Avec sa fille à ses côtés, sa deuxième apparition publique en quelques jours, Kim Jong Un a promis de doter la Corée du Nord, qui a déjà l'arme nucléaire, de "la plus puissante force stratégique du monde" à l'occasion d'une cérémonie célébrant le lancement d'un nouveau missile intercontinental. Le dictateur a récompensé par une série massive de promotions les militaires et scientifiques impliqués dans le développement du nouveau Hwasong-17, surnommé le "missile monstre" par les analystes militaires, capable d'atteindre les États-Unis.
Ce missile balistique intercontinental (ICBM) a été testé le 18 novembre, tombant dans les eaux au large du Japon. Le Hwasong-17 est "l'arme stratégique la plus forte du monde" et constitue "un magnifique bond en avant vers le développement de la technologie pour monter des ogives nucléaires sur des missiles balistiques", s'est enthousiasmé Kim, cité dimanche par l'agence officielle nord-coréenne KCNA. Les scientifiques, militaires et responsables de ce programme ont contribué au "but de construire la plus forte armée du monde", selon lui
Le dirigeant a souligné, dans son ordre récompensant les participants au programme d'armement, que le développement d'une force nucléaire avait pour objet de "protéger de manière fiable la dignité et la souveraineté de l'État et du peuple". Il s'agit de "la plus grande et de la plus importante cause révolutionnaire, et son objectif ultime est de posséder la force stratégique la plus puissante du monde, la force absolue sans précédent dans le siècle", a-t-il proclamé.
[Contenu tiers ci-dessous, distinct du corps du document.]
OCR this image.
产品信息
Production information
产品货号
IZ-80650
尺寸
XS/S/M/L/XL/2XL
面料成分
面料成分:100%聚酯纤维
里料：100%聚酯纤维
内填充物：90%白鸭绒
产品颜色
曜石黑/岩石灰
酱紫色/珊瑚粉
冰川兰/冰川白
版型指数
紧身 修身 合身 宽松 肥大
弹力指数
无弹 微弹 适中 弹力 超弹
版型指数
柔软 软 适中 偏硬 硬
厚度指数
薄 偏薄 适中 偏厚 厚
Cette série d'autocongratulations du régime intervient alors que les tensions sont à leur comble dans la péninsule coréenne, après une série record d'essais de missiles par Pyongyang et alors que Séoul, Washington et Tokyo ont renforcé leur coopération militaire et leurs manœuvres conjointes dans la région. La Corée du Nord a proclamé en septembre que son statut de puissance nucléaire était "irréversible", fermant définitivement la porte à toute négociation sur son désarmement. Elle a par la suite menacé les États-Unis de riposte nucléaire en cas d'attaque.
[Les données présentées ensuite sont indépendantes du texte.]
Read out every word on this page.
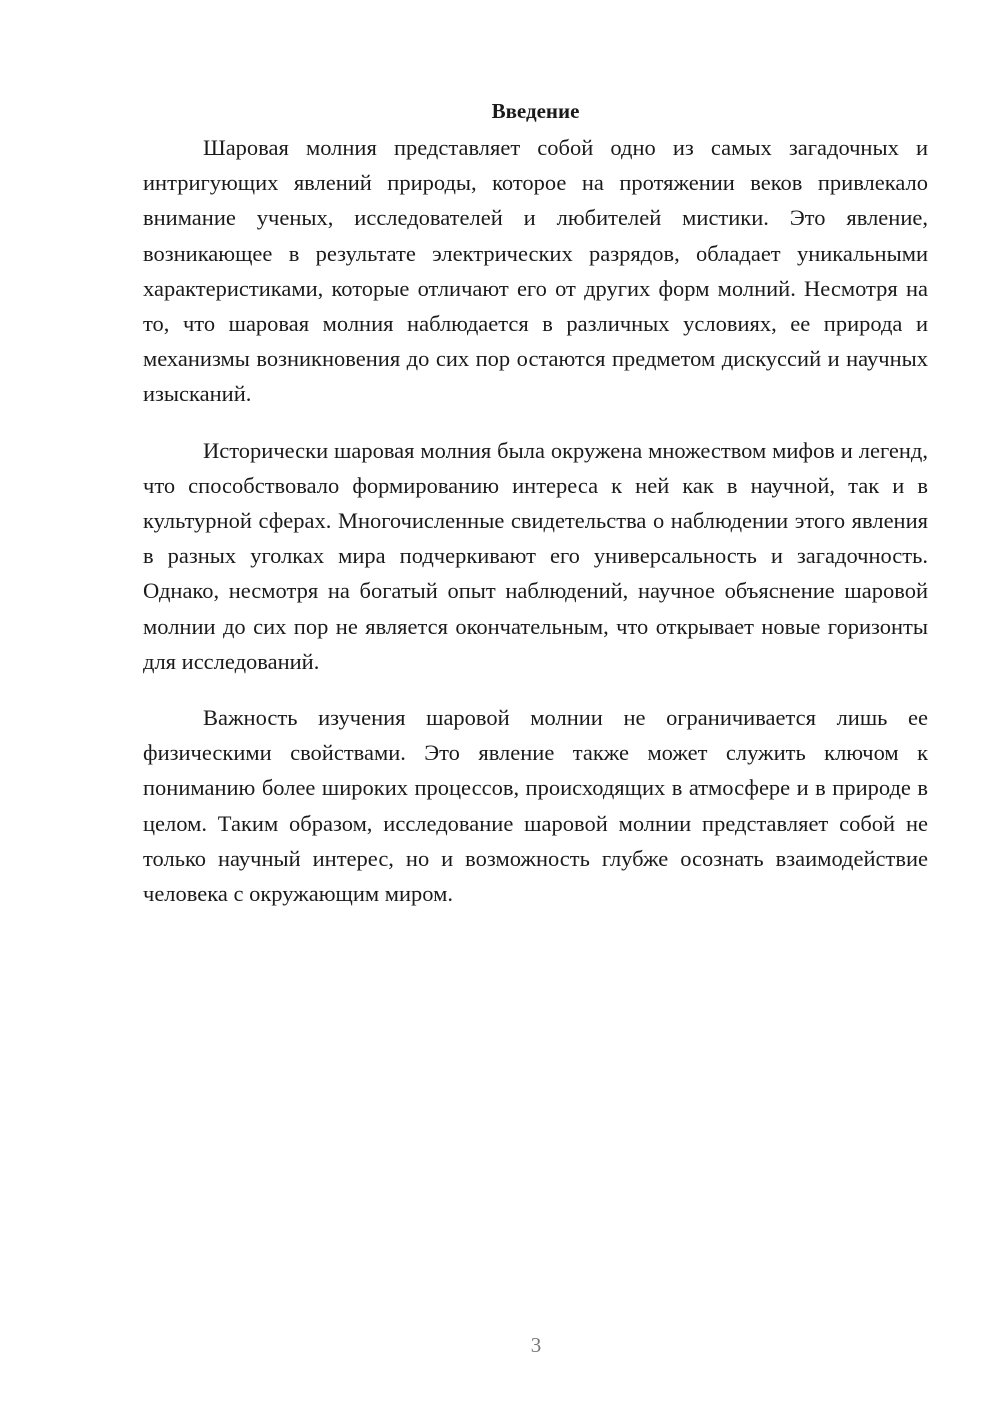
Введение

Шаровая молния представляет собой одно из самых загадочных и интригующих явлений природы, которое на протяжении веков привлекало внимание ученых, исследователей и любителей мистики. Это явление, возникающее в результате электрических разрядов, обладает уникальными характеристиками, которые отличают его от других форм молний. Несмотря на то, что шаровая молния наблюдается в различных условиях, ее природа и механизмы возникновения до сих пор остаются предметом дискуссий и научных изысканий.

Исторически шаровая молния была окружена множеством мифов и легенд, что способствовало формированию интереса к ней как в научной, так и в культурной сферах. Многочисленные свидетельства о наблюдении этого явления в разных уголках мира подчеркивают его универсальность и загадочность. Однако, несмотря на богатый опыт наблюдений, научное объяснение шаровой молнии до сих пор не является окончательным, что открывает новые горизонты для исследований.

Важность изучения шаровой молнии не ограничивается лишь ее физическими свойствами. Это явление также может служить ключом к пониманию более широких процессов, происходящих в атмосфере и в природе в целом. Таким образом, исследование шаровой молнии представляет собой не только научный интерес, но и возможность глубже осознать взаимодействие человека с окружающим миром.

3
Le quotidien officiel Rodong Simun a publié, également dimanche, plus d'une dizaine de photos montrant Kim Jong Un posant en compagnie de centaines de civils et militaires pendant la cérémonie, accompagné de "sa fille bien aimée". L'existence de cette dernière avait été révélée pour la première fois la semaine dernière, lorsque les médias nord-coréens avaient publié des photos d'elle assistant avec son père, main dans la main, au lancement du Hwasong-17.